One of $2^1-1,2^2-1,...,2^n-1$ is divisible by $n$ for odd $n$ 
Let $n$ be an odd integer greater than 1. Show that one of the numbers $2^1-1,2^2-1,...,2^n-1$ is divisible by $n$.

I know that pigeonhole principle would be helpful, but how should I apply it? Thanks.
 A: Observe that there are $n$ such number with the possible number of remainders is $n-1$ from $1,2,\cdots,n-2,n-1$ because  if $0$  is a remainder for some $r,$ then $n|(2^r-1)$ and we are done.

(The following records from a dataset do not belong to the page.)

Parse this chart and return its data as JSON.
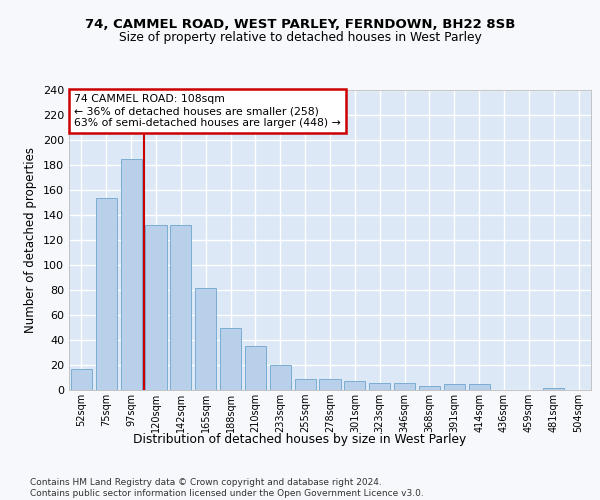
{
  "title1": "74, CAMMEL ROAD, WEST PARLEY, FERNDOWN, BH22 8SB",
  "title2": "Size of property relative to detached houses in West Parley",
  "xlabel": "Distribution of detached houses by size in West Parley",
  "ylabel": "Number of detached properties",
  "bar_color": "#b8d0ea",
  "bar_edge_color": "#7aadd4",
  "background_color": "#dce8f5",
  "grid_color": "#ffffff",
  "annotation_line1": "74 CAMMEL ROAD: 108sqm",
  "annotation_line2": "← 36% of detached houses are smaller (258)",
  "annotation_line3": "63% of semi-detached houses are larger (448) →",
  "vline_color": "#cc0000",
  "vline_position": 2.5,
  "footer": "Contains HM Land Registry data © Crown copyright and database right 2024.\nContains public sector information licensed under the Open Government Licence v3.0.",
  "categories": [
    "52sqm",
    "75sqm",
    "97sqm",
    "120sqm",
    "142sqm",
    "165sqm",
    "188sqm",
    "210sqm",
    "233sqm",
    "255sqm",
    "278sqm",
    "301sqm",
    "323sqm",
    "346sqm",
    "368sqm",
    "391sqm",
    "414sqm",
    "436sqm",
    "459sqm",
    "481sqm",
    "504sqm"
  ],
  "values": [
    17,
    154,
    185,
    132,
    132,
    82,
    50,
    35,
    20,
    9,
    9,
    7,
    6,
    6,
    3,
    5,
    5,
    0,
    0,
    2,
    0
  ],
  "ylim": [
    0,
    240
  ],
  "yticks": [
    0,
    20,
    40,
    60,
    80,
    100,
    120,
    140,
    160,
    180,
    200,
    220,
    240
  ],
  "fig_bg": "#f7f8fb"
}
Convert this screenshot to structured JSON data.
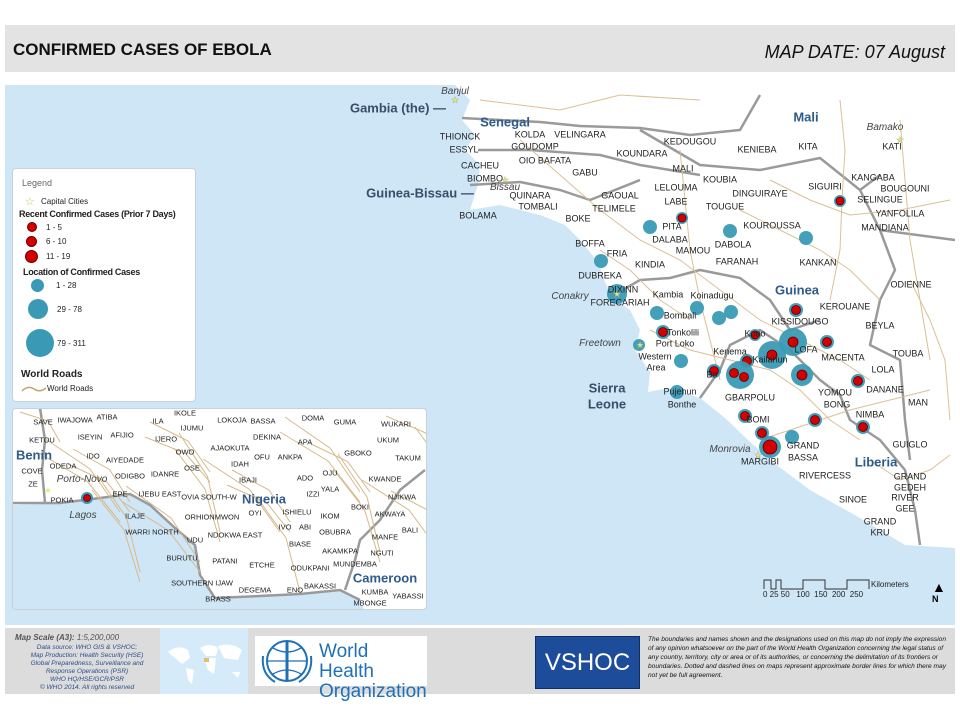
{
  "header": {
    "title": "CONFIRMED CASES OF EBOLA",
    "map_date": "MAP DATE: 07 August"
  },
  "colors": {
    "sea": "#cfe6f7",
    "land": "#ffffff",
    "confirmed_cases": "#3a9ab5",
    "recent_cases": "#d40000",
    "roads": "#d7b98a",
    "borders": "#9a9a9a",
    "country_label": "#2f5b8a"
  },
  "legend": {
    "title": "Legend",
    "capital_cities": "Capital Cities",
    "recent_heading": "Recent Confirmed Cases (Prior 7 Days)",
    "recent_classes": [
      "1 - 5",
      "6 - 10",
      "11 - 19"
    ],
    "location_heading": "Location of Confirmed Cases",
    "location_classes": [
      "1 - 28",
      "29 - 78",
      "79 - 311"
    ],
    "roads_heading": "World Roads",
    "roads_item": "World Roads"
  },
  "main_labels": [
    {
      "text": "Gambia (the) —",
      "kind": "countryL"
    },
    {
      "text": "Guinea-Bissau —",
      "kind": "countryL"
    },
    {
      "text": "Senegal",
      "kind": "country"
    },
    {
      "text": "Mali",
      "kind": "country"
    },
    {
      "text": "Guinea",
      "kind": "country"
    },
    {
      "text": "Sierra",
      "kind": "countryL"
    },
    {
      "text": "Leone",
      "kind": "countryL"
    },
    {
      "text": "Liberia",
      "kind": "country"
    },
    {
      "text": "Banjul",
      "kind": "capital"
    },
    {
      "text": "Bissau",
      "kind": "capital"
    },
    {
      "text": "Bamako",
      "kind": "capital"
    },
    {
      "text": "Conakry",
      "kind": "capital"
    },
    {
      "text": "Freetown",
      "kind": "capital"
    },
    {
      "text": "Monrovia",
      "kind": "capital"
    },
    {
      "text": "THIONCK",
      "kind": "d"
    },
    {
      "text": "ESSYL",
      "kind": "d"
    },
    {
      "text": "KOLDA",
      "kind": "d"
    },
    {
      "text": "VELINGARA",
      "kind": "d"
    },
    {
      "text": "GOUDOMP",
      "kind": "d"
    },
    {
      "text": "KEDOUGOU",
      "kind": "d"
    },
    {
      "text": "KOUNDARA",
      "kind": "d"
    },
    {
      "text": "KENIEBA",
      "kind": "d"
    },
    {
      "text": "KITA",
      "kind": "d"
    },
    {
      "text": "KATI",
      "kind": "d"
    },
    {
      "text": "CACHEU",
      "kind": "d"
    },
    {
      "text": "BIOMBO",
      "kind": "d"
    },
    {
      "text": "OIO BAFATA",
      "kind": "d"
    },
    {
      "text": "GABU",
      "kind": "d"
    },
    {
      "text": "MALI",
      "kind": "d"
    },
    {
      "text": "KOUBIA",
      "kind": "d"
    },
    {
      "text": "QUINARA",
      "kind": "d"
    },
    {
      "text": "LELOUMA",
      "kind": "d"
    },
    {
      "text": "SIGUIRI",
      "kind": "d"
    },
    {
      "text": "KANGABA",
      "kind": "d"
    },
    {
      "text": "BOUGOUNI",
      "kind": "d"
    },
    {
      "text": "SELINGUE",
      "kind": "d"
    },
    {
      "text": "DINGUIRAYE",
      "kind": "d"
    },
    {
      "text": "GAOUAL",
      "kind": "d"
    },
    {
      "text": "TOMBALI",
      "kind": "d"
    },
    {
      "text": "TELIMELE",
      "kind": "d"
    },
    {
      "text": "LABE",
      "kind": "d"
    },
    {
      "text": "TOUGUE",
      "kind": "d"
    },
    {
      "text": "YANFOLILA",
      "kind": "d"
    },
    {
      "text": "BOLAMA",
      "kind": "d"
    },
    {
      "text": "BOKE",
      "kind": "d"
    },
    {
      "text": "PITA",
      "kind": "d"
    },
    {
      "text": "KOUROUSSA",
      "kind": "d"
    },
    {
      "text": "MANDIANA",
      "kind": "d"
    },
    {
      "text": "DALABA",
      "kind": "d"
    },
    {
      "text": "DABOLA",
      "kind": "d"
    },
    {
      "text": "MAMOU",
      "kind": "d"
    },
    {
      "text": "BOFFA",
      "kind": "d"
    },
    {
      "text": "FRIA",
      "kind": "d"
    },
    {
      "text": "FARANAH",
      "kind": "d"
    },
    {
      "text": "KANKAN",
      "kind": "d"
    },
    {
      "text": "KINDIA",
      "kind": "d"
    },
    {
      "text": "DUBREKA",
      "kind": "d"
    },
    {
      "text": "DIXINN",
      "kind": "d"
    },
    {
      "text": "Kambia",
      "kind": "d"
    },
    {
      "text": "FORECARIAH",
      "kind": "d"
    },
    {
      "text": "Koinadugu",
      "kind": "d"
    },
    {
      "text": "KEROUANE",
      "kind": "d"
    },
    {
      "text": "Bombali",
      "kind": "d"
    },
    {
      "text": "KISSIDOUGO",
      "kind": "d"
    },
    {
      "text": "Tonkolili",
      "kind": "d"
    },
    {
      "text": "BEYLA",
      "kind": "d"
    },
    {
      "text": "Kono",
      "kind": "d"
    },
    {
      "text": "Port Loko",
      "kind": "d"
    },
    {
      "text": "Western",
      "kind": "d"
    },
    {
      "text": "Area",
      "kind": "d"
    },
    {
      "text": "Kenema",
      "kind": "d"
    },
    {
      "text": "Kailahun",
      "kind": "d"
    },
    {
      "text": "LOFA",
      "kind": "d"
    },
    {
      "text": "MACENTA",
      "kind": "d"
    },
    {
      "text": "Bo",
      "kind": "d"
    },
    {
      "text": "LOLA",
      "kind": "d"
    },
    {
      "text": "Pujehun",
      "kind": "d"
    },
    {
      "text": "Bonthe",
      "kind": "d"
    },
    {
      "text": "GBARPOLU",
      "kind": "d"
    },
    {
      "text": "YOMOU",
      "kind": "d"
    },
    {
      "text": "BONG",
      "kind": "d"
    },
    {
      "text": "NIMBA",
      "kind": "d"
    },
    {
      "text": "BOMI",
      "kind": "d"
    },
    {
      "text": "GRAND",
      "kind": "d"
    },
    {
      "text": "BASSA",
      "kind": "d"
    },
    {
      "text": "MARGIBI",
      "kind": "d"
    },
    {
      "text": "ODIENNE",
      "kind": "d"
    },
    {
      "text": "TOUBA",
      "kind": "d"
    },
    {
      "text": "DANANE",
      "kind": "d"
    },
    {
      "text": "MAN",
      "kind": "d"
    },
    {
      "text": "GUIGLO",
      "kind": "d"
    },
    {
      "text": "RIVERCESS",
      "kind": "d"
    },
    {
      "text": "GRAND",
      "kind": "d"
    },
    {
      "text": "GEDEH",
      "kind": "d"
    },
    {
      "text": "RIVER",
      "kind": "d"
    },
    {
      "text": "GEE",
      "kind": "d"
    },
    {
      "text": "SINOE",
      "kind": "d"
    },
    {
      "text": "GRAND",
      "kind": "d"
    },
    {
      "text": "KRU",
      "kind": "d"
    }
  ],
  "inset_labels": [
    {
      "text": "Benin",
      "kind": "country"
    },
    {
      "text": "Nigeria",
      "kind": "country"
    },
    {
      "text": "Cameroon",
      "kind": "country"
    },
    {
      "text": "Porto-Novo",
      "kind": "capital"
    },
    {
      "text": "Lagos",
      "kind": "capital"
    },
    {
      "text": "SAVE",
      "kind": "d"
    },
    {
      "text": "IWAJOWA",
      "kind": "d"
    },
    {
      "text": "ATIBA",
      "kind": "d"
    },
    {
      "text": "IKOLE",
      "kind": "d"
    },
    {
      "text": "ILA",
      "kind": "d"
    },
    {
      "text": "LOKOJA",
      "kind": "d"
    },
    {
      "text": "BASSA",
      "kind": "d"
    },
    {
      "text": "DOMA",
      "kind": "d"
    },
    {
      "text": "GUMA",
      "kind": "d"
    },
    {
      "text": "WUKARI",
      "kind": "d"
    },
    {
      "text": "IJUMU",
      "kind": "d"
    },
    {
      "text": "ISEYIN",
      "kind": "d"
    },
    {
      "text": "AFIJIO",
      "kind": "d"
    },
    {
      "text": "IJERO",
      "kind": "d"
    },
    {
      "text": "DEKINA",
      "kind": "d"
    },
    {
      "text": "APA",
      "kind": "d"
    },
    {
      "text": "UKUM",
      "kind": "d"
    },
    {
      "text": "KETOU",
      "kind": "d"
    },
    {
      "text": "IDO",
      "kind": "d"
    },
    {
      "text": "OWO",
      "kind": "d"
    },
    {
      "text": "AJAOKUTA",
      "kind": "d"
    },
    {
      "text": "OFU",
      "kind": "d"
    },
    {
      "text": "ANKPA",
      "kind": "d"
    },
    {
      "text": "GBOKO",
      "kind": "d"
    },
    {
      "text": "TAKUM",
      "kind": "d"
    },
    {
      "text": "COVE",
      "kind": "d"
    },
    {
      "text": "ODEDA",
      "kind": "d"
    },
    {
      "text": "AIYEDADE",
      "kind": "d"
    },
    {
      "text": "OSE",
      "kind": "d"
    },
    {
      "text": "IDAH",
      "kind": "d"
    },
    {
      "text": "ODIGBO",
      "kind": "d"
    },
    {
      "text": "IDANRE",
      "kind": "d"
    },
    {
      "text": "IBAJI",
      "kind": "d"
    },
    {
      "text": "ADO",
      "kind": "d"
    },
    {
      "text": "OJU",
      "kind": "d"
    },
    {
      "text": "KWANDE",
      "kind": "d"
    },
    {
      "text": "ZE",
      "kind": "d"
    },
    {
      "text": "YALA",
      "kind": "d"
    },
    {
      "text": "EPE",
      "kind": "d"
    },
    {
      "text": "IJEBU EAST",
      "kind": "d"
    },
    {
      "text": "OVIA SOUTH-W",
      "kind": "d"
    },
    {
      "text": "IZZI",
      "kind": "d"
    },
    {
      "text": "NJIKWA",
      "kind": "d"
    },
    {
      "text": "POKIA",
      "kind": "d"
    },
    {
      "text": "ILAJE",
      "kind": "d"
    },
    {
      "text": "ORHIONMWON",
      "kind": "d"
    },
    {
      "text": "OYI",
      "kind": "d"
    },
    {
      "text": "ISHIELU",
      "kind": "d"
    },
    {
      "text": "IKOM",
      "kind": "d"
    },
    {
      "text": "BOKI",
      "kind": "d"
    },
    {
      "text": "AKWAYA",
      "kind": "d"
    },
    {
      "text": "BALI",
      "kind": "d"
    },
    {
      "text": "WARRI NORTH",
      "kind": "d"
    },
    {
      "text": "IVO",
      "kind": "d"
    },
    {
      "text": "ABI",
      "kind": "d"
    },
    {
      "text": "OBUBRA",
      "kind": "d"
    },
    {
      "text": "MANFE",
      "kind": "d"
    },
    {
      "text": "UDU",
      "kind": "d"
    },
    {
      "text": "NDOKWA EAST",
      "kind": "d"
    },
    {
      "text": "BIASE",
      "kind": "d"
    },
    {
      "text": "AKAMKPA",
      "kind": "d"
    },
    {
      "text": "NGUTI",
      "kind": "d"
    },
    {
      "text": "BURUTU",
      "kind": "d"
    },
    {
      "text": "PATANI",
      "kind": "d"
    },
    {
      "text": "ETCHE",
      "kind": "d"
    },
    {
      "text": "ODUKPANI",
      "kind": "d"
    },
    {
      "text": "MUNDEMBA",
      "kind": "d"
    },
    {
      "text": "SOUTHERN IJAW",
      "kind": "d"
    },
    {
      "text": "DEGEMA",
      "kind": "d"
    },
    {
      "text": "ENO",
      "kind": "d"
    },
    {
      "text": "BAKASSI",
      "kind": "d"
    },
    {
      "text": "KUMBA",
      "kind": "d"
    },
    {
      "text": "YABASSI",
      "kind": "d"
    },
    {
      "text": "BRASS",
      "kind": "d"
    },
    {
      "text": "MBONGE",
      "kind": "d"
    }
  ],
  "scale_bar": {
    "ticks": "0 25 50   100  150  200  250",
    "unit": "Kilometers",
    "north": "N"
  },
  "footer": {
    "map_scale_label": "Map Scale (A3):",
    "map_scale_value": "1:5,200,000",
    "source_lines": [
      "Data source: WHO GIS & VSHOC;",
      "Map Production: Health Security (HSE)",
      "Global Preparedness, Surveillance and",
      "Response Operations (PSR)",
      "WHO HQ/HSE/GCR/PSR",
      "© WHO 2014. All rights reserved"
    ],
    "who_logo": "World Health Organization",
    "who_line1": "World Health",
    "who_line2": "Organization",
    "vshoc": "VSHOC",
    "disclaimer": "The boundaries and names shown and the designations used on this map do not imply the expression of any opinion whatsoever on the part of the World Health Organization concerning the legal status of any country, territory, city or area or of its authorities, or concerning the delimitation of its frontiers or boundaries. Dotted and dashed lines on maps represent approximate border lines for which there may not yet be full agreement."
  }
}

Otherwise using Pigeonhole Principle, at least for two distinct values $r$ we shall have same remainder
Let $2^t-1\equiv2^s-1\pmod n$ where $t>s$
$\implies n|\{(2^t-1)-(2^s-1)\}\implies n| 2^s(2^{t-s}-1)\implies n|(2^{t-s}-1)$ as $(2,n)=1$
Clearly, $0<t-s<n$ as $n\ge t>s\ge1$
A: Hints:
$$(1)\;\;\;2^k-1=2^{k-1}+2^{k-2}+\ldots+2+1\;,\;\;k\in\Bbb N$$
$$(2)\;\;\;\text{Every natural number $\,n\,$ can be uniquely written in base two }$$
$$\text{with maximal power of two less than $\,n\,$ }$$
A: Hint: We know that $\gcd(2,n)=1$
$2^{\phi(n)} \equiv 1\pmod n$
And $1<\phi(n)<n$ and we already have $2^1-1 \equiv 1 \pmod n$
You can use pigeon-hole principle after this.
Another Approach: 
Actually, the $\phi(n)$ or $\lambda(n)$ occurs just between $1$ and $n$, therefore,
$2^{\lambda(n)} \equiv 1 \pmod n  \implies 2^{\lambda(n)} -1 \equiv 0 \pmod n$.
This involves no Pigeons or Pigeon-holes.:)
Here $\lambda(n)$ is smallest number which occurs before $\phi(n)$ such that $a^{\lambda(n)} \equiv 1 \pmod n$. Also known as Carmichael Number.